El objetivo de dicho entramado criminal era reingresar al sistema financiero el dinero proveniente de los fraudes para darles una fachada lícita. El uso de las empresas fantasma, posiblemente ligadas a una misma estructura corporativa, tuvo la finalidad de simular operaciones que justificaran el movimiento del dinero.
Los cuantiosos recursos ilícitos, destaca la UIF, fueron movidos de distinta forma, a veces con retiros o depósitos en efectivo, pero también invirtiéndolos en bienes de lujo, en bienes raíces, en apuestas y sorteos, entre otros.
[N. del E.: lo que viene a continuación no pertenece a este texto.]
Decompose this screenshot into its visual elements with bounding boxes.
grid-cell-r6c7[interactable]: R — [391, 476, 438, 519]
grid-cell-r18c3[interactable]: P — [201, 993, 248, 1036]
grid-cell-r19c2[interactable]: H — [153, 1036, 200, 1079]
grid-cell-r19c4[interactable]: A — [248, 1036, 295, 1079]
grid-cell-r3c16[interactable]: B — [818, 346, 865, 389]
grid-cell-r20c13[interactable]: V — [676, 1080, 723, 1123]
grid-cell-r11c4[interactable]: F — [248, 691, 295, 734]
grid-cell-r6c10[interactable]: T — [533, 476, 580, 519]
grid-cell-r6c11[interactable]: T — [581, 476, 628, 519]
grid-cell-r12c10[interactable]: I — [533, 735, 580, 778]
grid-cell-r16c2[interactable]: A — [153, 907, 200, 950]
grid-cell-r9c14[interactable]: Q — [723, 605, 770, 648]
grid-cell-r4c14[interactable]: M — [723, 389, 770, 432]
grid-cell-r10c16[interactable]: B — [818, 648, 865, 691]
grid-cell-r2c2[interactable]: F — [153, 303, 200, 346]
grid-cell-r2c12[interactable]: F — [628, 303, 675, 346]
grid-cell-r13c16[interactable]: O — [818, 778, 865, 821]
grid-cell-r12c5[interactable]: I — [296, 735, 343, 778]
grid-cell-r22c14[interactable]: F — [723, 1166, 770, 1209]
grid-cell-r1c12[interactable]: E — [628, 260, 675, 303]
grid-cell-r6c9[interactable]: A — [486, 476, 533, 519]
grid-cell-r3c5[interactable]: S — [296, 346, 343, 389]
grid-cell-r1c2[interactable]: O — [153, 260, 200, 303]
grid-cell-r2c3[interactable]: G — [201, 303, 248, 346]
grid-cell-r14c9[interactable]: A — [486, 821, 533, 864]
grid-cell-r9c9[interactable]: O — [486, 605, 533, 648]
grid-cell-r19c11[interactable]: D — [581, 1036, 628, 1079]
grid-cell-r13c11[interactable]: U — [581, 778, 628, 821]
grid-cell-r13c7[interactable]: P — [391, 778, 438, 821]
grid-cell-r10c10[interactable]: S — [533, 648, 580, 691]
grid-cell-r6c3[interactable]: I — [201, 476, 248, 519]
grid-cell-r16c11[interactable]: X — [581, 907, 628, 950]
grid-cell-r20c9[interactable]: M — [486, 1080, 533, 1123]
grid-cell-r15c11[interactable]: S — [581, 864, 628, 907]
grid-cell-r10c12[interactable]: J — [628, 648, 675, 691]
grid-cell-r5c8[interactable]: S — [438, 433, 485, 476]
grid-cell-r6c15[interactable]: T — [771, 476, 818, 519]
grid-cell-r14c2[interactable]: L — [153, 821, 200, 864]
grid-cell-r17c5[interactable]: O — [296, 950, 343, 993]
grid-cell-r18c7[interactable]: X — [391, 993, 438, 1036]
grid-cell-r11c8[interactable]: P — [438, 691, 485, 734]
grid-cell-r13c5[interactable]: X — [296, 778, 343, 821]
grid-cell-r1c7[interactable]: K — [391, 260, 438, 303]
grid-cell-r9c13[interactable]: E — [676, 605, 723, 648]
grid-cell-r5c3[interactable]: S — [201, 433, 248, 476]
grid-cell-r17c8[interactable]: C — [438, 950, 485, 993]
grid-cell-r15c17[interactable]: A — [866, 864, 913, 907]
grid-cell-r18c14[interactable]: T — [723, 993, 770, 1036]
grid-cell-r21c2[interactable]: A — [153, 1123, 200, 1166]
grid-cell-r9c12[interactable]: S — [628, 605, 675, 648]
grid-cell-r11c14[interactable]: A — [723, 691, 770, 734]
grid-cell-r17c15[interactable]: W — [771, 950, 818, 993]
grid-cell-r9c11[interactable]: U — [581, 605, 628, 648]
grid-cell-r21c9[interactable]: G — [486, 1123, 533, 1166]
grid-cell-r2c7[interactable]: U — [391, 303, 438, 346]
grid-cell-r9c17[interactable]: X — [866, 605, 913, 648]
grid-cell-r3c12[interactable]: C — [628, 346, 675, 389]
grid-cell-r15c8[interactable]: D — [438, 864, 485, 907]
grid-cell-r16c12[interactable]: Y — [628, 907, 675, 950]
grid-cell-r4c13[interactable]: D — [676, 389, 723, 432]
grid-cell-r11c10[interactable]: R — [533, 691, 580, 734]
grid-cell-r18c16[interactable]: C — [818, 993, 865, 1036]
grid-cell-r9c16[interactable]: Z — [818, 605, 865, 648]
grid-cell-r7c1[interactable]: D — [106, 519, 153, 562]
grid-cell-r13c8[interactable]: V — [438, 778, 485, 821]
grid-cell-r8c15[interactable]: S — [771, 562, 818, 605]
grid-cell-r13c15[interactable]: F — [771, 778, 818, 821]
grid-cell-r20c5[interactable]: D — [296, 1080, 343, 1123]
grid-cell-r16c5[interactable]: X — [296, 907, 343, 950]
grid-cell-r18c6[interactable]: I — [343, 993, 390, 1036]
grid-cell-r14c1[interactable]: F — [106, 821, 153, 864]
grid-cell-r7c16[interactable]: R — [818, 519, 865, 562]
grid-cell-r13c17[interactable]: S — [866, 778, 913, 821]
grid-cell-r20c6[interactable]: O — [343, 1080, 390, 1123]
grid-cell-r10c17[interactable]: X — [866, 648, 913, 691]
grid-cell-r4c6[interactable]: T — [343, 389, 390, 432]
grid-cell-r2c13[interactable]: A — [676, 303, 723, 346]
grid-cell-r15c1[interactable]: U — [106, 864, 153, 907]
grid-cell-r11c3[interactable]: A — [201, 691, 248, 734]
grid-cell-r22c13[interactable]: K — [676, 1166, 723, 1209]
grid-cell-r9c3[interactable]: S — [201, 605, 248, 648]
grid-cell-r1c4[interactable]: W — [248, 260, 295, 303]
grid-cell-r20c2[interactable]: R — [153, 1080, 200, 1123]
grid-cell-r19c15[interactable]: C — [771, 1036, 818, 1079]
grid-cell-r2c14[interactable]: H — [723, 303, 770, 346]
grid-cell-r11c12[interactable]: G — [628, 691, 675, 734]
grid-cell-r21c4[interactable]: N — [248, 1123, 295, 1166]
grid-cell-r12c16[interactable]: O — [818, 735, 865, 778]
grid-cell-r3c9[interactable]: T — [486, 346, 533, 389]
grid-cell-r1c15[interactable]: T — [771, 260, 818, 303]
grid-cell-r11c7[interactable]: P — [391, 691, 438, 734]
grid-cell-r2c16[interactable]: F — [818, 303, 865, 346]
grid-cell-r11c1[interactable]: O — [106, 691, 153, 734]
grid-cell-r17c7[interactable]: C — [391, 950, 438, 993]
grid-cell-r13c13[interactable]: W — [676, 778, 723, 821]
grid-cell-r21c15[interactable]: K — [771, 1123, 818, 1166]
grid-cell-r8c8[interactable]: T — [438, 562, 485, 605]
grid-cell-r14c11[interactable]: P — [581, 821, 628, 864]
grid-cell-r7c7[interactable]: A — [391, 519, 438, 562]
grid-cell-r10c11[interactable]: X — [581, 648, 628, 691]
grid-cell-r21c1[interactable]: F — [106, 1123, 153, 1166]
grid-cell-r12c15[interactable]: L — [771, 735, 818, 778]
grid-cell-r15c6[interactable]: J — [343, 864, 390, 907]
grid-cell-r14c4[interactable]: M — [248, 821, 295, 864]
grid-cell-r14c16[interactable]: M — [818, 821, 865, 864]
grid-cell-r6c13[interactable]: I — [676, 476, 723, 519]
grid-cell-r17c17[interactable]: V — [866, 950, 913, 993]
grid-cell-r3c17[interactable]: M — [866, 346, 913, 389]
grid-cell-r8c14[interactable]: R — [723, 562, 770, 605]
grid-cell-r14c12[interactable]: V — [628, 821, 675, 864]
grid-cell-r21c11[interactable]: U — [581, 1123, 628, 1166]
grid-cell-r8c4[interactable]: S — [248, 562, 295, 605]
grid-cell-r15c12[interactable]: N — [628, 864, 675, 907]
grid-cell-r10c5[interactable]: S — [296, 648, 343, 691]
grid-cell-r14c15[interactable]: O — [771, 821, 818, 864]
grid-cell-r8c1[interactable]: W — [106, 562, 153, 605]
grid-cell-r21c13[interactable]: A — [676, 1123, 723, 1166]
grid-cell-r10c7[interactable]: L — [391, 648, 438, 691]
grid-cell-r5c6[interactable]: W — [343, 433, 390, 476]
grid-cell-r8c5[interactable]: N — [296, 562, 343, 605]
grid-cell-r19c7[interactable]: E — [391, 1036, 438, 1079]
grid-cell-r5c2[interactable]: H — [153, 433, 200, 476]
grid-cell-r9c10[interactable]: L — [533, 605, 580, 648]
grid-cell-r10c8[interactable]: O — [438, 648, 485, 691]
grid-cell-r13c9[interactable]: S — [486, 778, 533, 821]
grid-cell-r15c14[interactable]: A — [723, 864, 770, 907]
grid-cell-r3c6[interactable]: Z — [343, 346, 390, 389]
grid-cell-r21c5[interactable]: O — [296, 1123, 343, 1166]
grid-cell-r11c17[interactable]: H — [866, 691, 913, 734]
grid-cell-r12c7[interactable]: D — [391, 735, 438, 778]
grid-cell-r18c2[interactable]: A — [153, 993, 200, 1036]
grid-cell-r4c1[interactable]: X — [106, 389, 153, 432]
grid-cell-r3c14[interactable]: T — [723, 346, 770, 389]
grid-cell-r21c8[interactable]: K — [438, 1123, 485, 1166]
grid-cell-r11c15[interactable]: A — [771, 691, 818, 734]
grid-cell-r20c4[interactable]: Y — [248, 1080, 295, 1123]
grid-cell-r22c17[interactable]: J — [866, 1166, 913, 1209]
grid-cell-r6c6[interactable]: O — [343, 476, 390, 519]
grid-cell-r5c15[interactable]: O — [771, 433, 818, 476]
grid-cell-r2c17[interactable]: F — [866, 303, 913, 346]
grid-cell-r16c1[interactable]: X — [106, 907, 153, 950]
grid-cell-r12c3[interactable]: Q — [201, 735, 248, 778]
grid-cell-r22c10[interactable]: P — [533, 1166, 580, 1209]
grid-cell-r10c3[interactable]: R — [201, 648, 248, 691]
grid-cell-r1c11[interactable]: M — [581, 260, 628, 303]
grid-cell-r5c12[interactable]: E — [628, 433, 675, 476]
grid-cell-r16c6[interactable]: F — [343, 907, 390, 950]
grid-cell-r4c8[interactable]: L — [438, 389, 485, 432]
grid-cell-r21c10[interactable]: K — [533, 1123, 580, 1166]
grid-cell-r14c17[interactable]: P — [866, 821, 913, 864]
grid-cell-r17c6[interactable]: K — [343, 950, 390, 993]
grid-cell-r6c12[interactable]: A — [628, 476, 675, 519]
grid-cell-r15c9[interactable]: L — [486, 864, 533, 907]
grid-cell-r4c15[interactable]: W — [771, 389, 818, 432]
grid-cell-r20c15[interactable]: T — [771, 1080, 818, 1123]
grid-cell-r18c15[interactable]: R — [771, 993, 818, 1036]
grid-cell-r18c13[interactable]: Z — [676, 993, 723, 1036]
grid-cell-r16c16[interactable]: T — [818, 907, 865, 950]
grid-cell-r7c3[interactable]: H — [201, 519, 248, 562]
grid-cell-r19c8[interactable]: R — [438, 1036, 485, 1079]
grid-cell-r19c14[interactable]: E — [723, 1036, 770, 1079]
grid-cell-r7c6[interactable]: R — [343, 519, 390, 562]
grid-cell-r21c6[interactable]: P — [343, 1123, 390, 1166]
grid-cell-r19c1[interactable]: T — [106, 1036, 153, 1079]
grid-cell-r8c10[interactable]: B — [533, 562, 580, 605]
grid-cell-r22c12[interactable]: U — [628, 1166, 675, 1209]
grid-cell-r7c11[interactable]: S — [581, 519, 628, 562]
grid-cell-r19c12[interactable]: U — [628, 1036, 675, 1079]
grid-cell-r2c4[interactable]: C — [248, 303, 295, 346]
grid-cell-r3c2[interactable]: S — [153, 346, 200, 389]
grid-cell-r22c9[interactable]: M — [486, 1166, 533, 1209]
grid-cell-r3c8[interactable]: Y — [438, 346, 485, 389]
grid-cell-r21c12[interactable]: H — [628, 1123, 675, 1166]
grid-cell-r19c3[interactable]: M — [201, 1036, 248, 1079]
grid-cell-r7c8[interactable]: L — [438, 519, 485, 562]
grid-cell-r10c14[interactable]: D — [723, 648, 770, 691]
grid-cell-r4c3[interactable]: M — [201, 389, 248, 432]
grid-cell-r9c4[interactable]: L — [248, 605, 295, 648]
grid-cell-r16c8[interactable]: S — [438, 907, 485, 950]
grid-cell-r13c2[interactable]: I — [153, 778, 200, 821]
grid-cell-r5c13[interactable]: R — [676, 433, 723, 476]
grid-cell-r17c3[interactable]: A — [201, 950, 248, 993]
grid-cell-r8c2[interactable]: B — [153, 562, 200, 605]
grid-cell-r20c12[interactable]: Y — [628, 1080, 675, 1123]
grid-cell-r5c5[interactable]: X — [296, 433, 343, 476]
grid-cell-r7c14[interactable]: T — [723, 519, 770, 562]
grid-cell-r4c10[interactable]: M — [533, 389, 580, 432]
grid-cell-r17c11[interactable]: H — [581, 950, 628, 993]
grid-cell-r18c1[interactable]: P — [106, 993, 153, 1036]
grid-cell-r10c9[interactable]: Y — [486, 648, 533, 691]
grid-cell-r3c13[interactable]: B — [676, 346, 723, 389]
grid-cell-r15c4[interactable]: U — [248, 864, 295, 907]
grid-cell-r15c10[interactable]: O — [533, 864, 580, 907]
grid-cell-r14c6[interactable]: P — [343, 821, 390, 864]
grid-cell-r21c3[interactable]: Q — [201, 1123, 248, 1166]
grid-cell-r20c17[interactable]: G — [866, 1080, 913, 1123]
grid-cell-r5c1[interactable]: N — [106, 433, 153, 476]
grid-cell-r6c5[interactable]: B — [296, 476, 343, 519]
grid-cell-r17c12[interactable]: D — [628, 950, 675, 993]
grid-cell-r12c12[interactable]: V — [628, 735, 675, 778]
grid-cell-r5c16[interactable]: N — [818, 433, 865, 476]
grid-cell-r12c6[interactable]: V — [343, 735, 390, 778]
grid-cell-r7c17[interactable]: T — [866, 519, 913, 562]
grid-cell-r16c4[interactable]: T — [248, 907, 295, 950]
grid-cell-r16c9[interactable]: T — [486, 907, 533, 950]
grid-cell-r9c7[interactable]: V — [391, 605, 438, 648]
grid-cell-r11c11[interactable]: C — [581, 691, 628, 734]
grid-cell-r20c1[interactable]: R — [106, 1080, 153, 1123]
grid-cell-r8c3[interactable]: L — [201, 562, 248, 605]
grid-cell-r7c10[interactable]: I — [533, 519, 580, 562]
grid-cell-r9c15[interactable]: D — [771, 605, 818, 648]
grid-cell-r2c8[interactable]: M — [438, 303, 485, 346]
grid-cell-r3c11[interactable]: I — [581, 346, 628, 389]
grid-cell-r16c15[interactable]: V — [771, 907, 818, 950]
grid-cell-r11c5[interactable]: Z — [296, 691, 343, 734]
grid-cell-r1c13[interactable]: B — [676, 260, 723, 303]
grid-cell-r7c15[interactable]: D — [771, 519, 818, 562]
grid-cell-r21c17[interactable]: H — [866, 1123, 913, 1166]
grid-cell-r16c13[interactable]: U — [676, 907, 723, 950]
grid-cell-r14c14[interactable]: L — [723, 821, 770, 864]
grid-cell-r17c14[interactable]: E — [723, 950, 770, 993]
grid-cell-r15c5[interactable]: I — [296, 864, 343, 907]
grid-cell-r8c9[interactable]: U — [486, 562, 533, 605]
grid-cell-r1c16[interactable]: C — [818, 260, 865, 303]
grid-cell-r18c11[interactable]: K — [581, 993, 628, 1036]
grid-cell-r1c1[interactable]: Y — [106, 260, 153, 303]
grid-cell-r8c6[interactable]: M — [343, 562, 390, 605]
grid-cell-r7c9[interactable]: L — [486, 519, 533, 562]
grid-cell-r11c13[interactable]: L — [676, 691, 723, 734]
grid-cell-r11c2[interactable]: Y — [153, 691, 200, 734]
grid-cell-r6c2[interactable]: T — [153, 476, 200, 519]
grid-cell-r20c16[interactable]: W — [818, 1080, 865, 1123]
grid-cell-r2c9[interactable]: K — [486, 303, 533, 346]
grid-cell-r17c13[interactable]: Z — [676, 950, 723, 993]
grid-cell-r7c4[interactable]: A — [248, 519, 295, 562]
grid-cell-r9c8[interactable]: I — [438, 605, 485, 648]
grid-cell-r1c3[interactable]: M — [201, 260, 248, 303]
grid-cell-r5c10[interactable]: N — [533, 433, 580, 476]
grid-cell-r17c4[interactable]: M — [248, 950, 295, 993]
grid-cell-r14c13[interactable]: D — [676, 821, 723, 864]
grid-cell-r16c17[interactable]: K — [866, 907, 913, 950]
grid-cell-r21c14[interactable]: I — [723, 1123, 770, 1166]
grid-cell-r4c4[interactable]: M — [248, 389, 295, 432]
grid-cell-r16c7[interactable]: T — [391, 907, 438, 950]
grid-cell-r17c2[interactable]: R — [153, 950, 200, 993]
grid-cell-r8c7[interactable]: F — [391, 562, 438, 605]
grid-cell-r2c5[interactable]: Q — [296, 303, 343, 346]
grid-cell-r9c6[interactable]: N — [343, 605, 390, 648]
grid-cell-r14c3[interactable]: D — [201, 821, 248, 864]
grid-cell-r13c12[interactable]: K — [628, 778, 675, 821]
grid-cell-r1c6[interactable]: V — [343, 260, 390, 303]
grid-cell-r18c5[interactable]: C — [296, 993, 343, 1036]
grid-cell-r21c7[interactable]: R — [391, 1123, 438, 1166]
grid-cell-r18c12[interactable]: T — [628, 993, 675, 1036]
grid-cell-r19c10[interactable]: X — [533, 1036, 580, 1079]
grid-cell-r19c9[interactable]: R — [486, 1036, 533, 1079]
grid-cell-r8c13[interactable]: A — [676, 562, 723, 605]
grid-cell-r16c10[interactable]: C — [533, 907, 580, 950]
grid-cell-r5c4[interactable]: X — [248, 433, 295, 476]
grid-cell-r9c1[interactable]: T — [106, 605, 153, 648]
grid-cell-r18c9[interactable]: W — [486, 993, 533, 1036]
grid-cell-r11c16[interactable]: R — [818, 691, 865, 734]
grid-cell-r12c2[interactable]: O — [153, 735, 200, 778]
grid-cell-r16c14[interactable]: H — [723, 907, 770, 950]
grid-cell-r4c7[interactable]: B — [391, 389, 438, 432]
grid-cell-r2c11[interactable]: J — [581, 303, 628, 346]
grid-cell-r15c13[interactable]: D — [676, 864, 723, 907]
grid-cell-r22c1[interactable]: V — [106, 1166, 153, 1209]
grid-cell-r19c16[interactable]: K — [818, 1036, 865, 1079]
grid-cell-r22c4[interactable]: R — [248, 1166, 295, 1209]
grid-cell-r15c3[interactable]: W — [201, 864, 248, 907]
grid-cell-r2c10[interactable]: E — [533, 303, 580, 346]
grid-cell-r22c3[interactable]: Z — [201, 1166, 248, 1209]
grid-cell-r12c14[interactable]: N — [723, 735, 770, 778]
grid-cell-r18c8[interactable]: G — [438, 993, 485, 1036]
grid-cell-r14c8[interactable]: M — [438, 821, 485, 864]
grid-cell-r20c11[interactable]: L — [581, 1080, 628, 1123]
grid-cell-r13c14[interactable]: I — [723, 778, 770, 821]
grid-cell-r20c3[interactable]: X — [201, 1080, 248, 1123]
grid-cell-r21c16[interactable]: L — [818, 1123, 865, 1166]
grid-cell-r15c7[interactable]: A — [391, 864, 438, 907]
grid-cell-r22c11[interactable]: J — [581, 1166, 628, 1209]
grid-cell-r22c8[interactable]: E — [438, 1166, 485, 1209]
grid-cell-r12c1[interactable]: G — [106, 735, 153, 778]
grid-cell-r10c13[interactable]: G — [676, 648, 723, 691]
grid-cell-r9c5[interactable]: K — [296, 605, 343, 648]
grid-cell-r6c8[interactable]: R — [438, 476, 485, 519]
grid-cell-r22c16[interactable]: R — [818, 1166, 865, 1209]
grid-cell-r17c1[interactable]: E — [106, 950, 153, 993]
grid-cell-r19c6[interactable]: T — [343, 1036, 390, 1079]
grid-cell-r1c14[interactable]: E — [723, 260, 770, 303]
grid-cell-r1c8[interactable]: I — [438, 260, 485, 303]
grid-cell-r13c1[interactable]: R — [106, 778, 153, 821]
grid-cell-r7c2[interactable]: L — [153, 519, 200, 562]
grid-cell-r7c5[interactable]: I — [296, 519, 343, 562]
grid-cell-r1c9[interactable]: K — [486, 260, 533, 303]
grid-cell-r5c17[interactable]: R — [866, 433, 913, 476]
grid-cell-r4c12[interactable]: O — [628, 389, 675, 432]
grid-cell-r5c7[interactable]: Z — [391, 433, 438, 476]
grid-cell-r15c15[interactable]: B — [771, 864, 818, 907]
Se detectaron además transferencias injustificadas a cuentas bancarias en paraísos fiscales.
La demanda activa contra miembros de «La Mafia Verde», es un as bajo la manga que tienen los verdaderos fundadores de Morena y que la utilizarán en la venidera campaña para la gubernatura, ya que distinguidos militantes de los verdes, ahora disfrazados de Morena, aspiran a suceder a la primera gobernadora del estado y para ello ya están en campaña abierta y adelantada violentando todas las leyes de equidad y electorales sin que nadie les ponga un alto.